You can add or remove beneficiaries, choose an executor, and more. LegalDeeds' online will kit is designed to meet the legal requirements for a valid will in Canada. Your will is created using a step-by-step form that ensures your will meets all the legal formalities.
If you want some support on creating your will, you can check out our in-depth will writing guide and estate planning glossary before using our quick and easy website.
Here are the steps LegalDeeds’ online will form will go through.
LegalDeeds clearly explains what legal terms mean
You fill in the details of your will
LegalDeeds will walk you through everything you need to consider, including:
- Identifying your beneficiaries
- Choosing an executor
- Specifying how your assets should be distributed
- Nominating guardians for your children (if applicable)

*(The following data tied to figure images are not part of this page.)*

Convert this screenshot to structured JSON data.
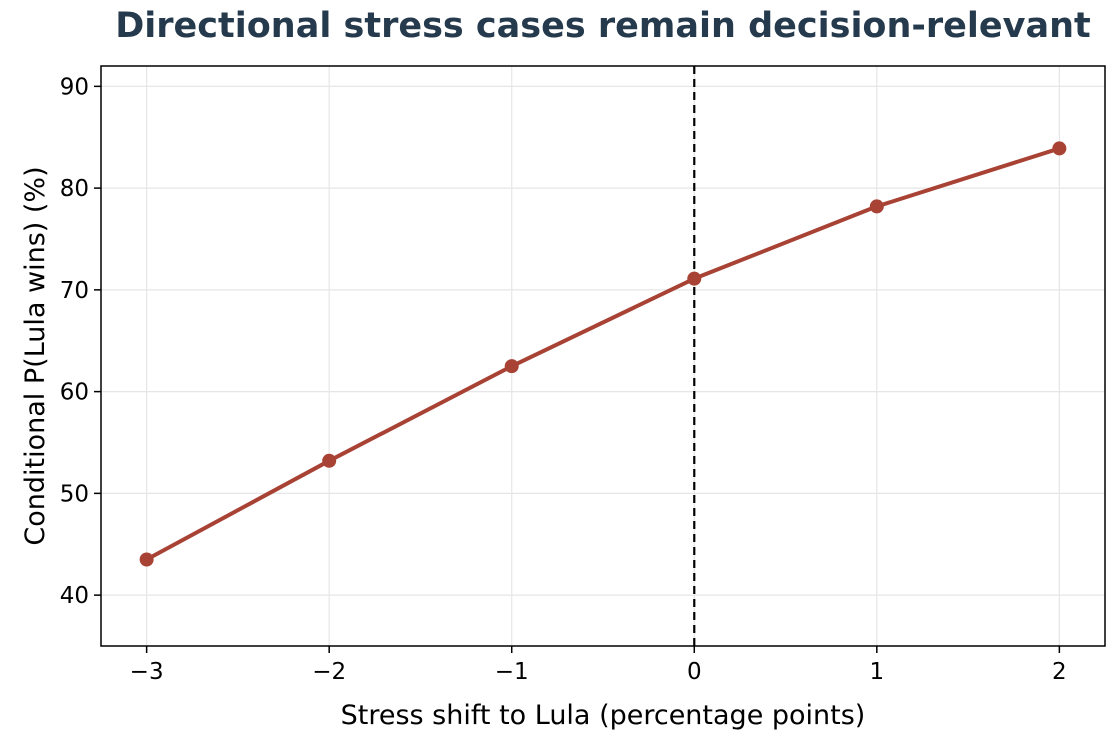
{
  "chart_data": {
    "type": "line",
    "title": "Directional stress cases remain decision-relevant",
    "xlabel": "Stress shift to Lula (percentage points)",
    "ylabel": "Conditional P(Lula wins) (%)",
    "x": [
      -3,
      -2,
      -1,
      0,
      1,
      2
    ],
    "series": [
      {
        "values": [
          43.5,
          53.2,
          62.5,
          71.1,
          78.2,
          83.9
        ],
        "color": "#a84234"
      }
    ],
    "xlim": [
      -3.25,
      2.25
    ],
    "ylim": [
      35,
      92
    ],
    "xticks": [
      -3,
      -2,
      -1,
      0,
      1,
      2
    ],
    "xtick_labels": [
      "−3",
      "−2",
      "−1",
      "0",
      "1",
      "2"
    ],
    "yticks": [
      40,
      50,
      60,
      70,
      80,
      90
    ],
    "ytick_labels": [
      "40",
      "50",
      "60",
      "70",
      "80",
      "90"
    ],
    "reference_line": {
      "orientation": "vertical",
      "x": 0,
      "style": "dashed",
      "color": "#000000"
    },
    "grid": true,
    "title_color": "#253a4c",
    "grid_color": "#e6e6e6"
  }
}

- Outlining your final wishes for funeral arrangements
You review your will for free
LegalDeeds lets you read your final document without an account or credit card information.
Checkout and pay
LegalDeeds emails your watermark-free document within seconds. It’s that easy! Following these steps will ensure a legally-valid will while saving hundreds of dollars in a quick and convenient way.
Don't wait any longer and write your will online with LegalDeeds! You could have a new will minutes from now.
When to talk to a lawyer
You should talk to an estate lawyer if you complicated estate-related questions. LegalDeeds is not a law firm and does not provide legal advice.